Monday, January 3, 2011

Uganda Stoves Project Saving Money, Creating Jobs

Climate Care's Uganda Stoves Project which provides efficient wood burning stoves to families and institutions in Kampala is currently distributing both an improved fuel-efficient residential wood stoves and an improved fuel-efficient institutional wood stove.

The project aims to install 20,000 stoves every year initially, with the hope of in the initial years, with the intent of increasing sales in later years. Each stove will have an average life of 3 years.

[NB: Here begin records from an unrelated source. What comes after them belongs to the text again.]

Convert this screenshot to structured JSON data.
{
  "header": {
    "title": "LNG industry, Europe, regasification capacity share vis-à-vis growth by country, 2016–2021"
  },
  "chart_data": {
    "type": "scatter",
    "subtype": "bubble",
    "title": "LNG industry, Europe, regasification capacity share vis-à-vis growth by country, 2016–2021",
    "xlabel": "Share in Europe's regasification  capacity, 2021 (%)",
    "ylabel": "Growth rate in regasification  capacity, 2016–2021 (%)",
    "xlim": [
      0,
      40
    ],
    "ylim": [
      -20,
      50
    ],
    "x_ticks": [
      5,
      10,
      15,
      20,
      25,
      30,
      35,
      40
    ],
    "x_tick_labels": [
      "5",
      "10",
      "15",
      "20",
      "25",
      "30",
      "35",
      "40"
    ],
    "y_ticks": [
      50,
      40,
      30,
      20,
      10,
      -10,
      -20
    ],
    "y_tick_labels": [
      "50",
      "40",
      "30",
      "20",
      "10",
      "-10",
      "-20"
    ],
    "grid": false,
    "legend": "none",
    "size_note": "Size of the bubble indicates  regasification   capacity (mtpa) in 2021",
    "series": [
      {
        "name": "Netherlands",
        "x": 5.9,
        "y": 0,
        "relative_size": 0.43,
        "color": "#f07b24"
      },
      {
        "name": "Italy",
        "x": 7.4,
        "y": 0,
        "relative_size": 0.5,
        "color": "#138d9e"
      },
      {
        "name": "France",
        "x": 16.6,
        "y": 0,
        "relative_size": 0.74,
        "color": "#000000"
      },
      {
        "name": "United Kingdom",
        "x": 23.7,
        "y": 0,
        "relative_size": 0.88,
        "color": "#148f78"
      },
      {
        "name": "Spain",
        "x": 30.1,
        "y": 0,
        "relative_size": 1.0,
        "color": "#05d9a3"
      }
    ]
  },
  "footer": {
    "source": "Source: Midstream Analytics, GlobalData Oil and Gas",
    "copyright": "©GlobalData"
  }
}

The stoves have increased family incomes due to reduced expenditure on wood fuel as well improved general health of the family due to reduction in toxic fumes. According to Climate Change, reduced deforestation in Uganda is the biggest environmental benefit from the project.

The project will assist in building a better economic base for the country with improvements in local technological and business capability as well as new employment opportunities, says Climate Care.

Kiwa, the Inventory Manager at Uganda Stove Manufacturers Ltd, where the efficient stoves are made, says, “The people living in this area of Kampala are very poor. The stove factory has brought a lot of employment to the area and now employs 56 people, mostly residents of the local parish.”

Carbon financing is also helping sustain such enterprises and also provide good living conditions to the local inhabitants. David Mukisa, who heads the Uganda Improved Cooking project in Kampala explains how carbon finance through the voluntary market has helped the project, “I think that this project is a really good example of a success story of the voluntary carbon market mechanism. In the first year of our improved cooking stove project here in Kampala we did not have access to carbon finance and the business model proved to be unsustainable, with just 3,000 stoves sold in the first 9 months."

Grace, a local resident who uses an efficient cookstove says,“I feel happy with it. It functions well and lasts a lot longer than the traditional stove that I used previously. It saves my family money on charcoal and I would not want to change back to using the old stove that I once used.”